The Dampier Port upgrade Project thus far: of the 5 million man hours worked, the last 4 million were lost time injury (LTI) free; 3.2 million m3 of dirt/rock has been removed; 35,000m3 of concrete poured; and more than 15000t of steel erected.
A significant milestone in the Dampier Port upgrade was achieved this July when four ships were simultaneously berthed at Parker Point.
It has taken more than $2 billion, 5 million man hours and three years to transform Parker Point from a single-berth port with a single ship loader to a four-berth port with two ship loaders, and new reclaimers, stackers, dumpers, screen houses and supporting conveyors.
Rio Tinto’s Coastal Operations general manager Mike Spreadborough said the achievement, which brought some closure to the Dampier Port upgrade project, would bring significant benefits in terms of reduction in lost tides and ship turnaround times, and increased shiploading capability.
“The new shiploaders are able to slew from north to south, enabling them to service vessels on either side of the wharf and they can also dual load one ship,” he said.
“These functions allow the efficient and safe loading of vessels when exposed to a variety of variables.

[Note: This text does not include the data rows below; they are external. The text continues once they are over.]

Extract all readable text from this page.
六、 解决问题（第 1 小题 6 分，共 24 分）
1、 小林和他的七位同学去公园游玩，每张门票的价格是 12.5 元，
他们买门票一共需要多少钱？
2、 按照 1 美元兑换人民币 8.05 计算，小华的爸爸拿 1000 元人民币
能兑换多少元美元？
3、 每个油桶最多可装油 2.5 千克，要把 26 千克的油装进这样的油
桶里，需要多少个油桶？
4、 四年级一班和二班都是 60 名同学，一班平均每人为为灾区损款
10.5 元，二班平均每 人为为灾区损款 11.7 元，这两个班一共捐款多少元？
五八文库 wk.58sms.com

“The pilots have been sent to Launceston for simulation training to help them safely berth ships in a variety of conditions despite the more complex berthing procedures resulting from the extension.”
Mike congratulated the Coastal Operations and Expansion Projects teams for their continued efforts and teamwork which enabled this massive wharf transformation to occur with minimum disruption to the process.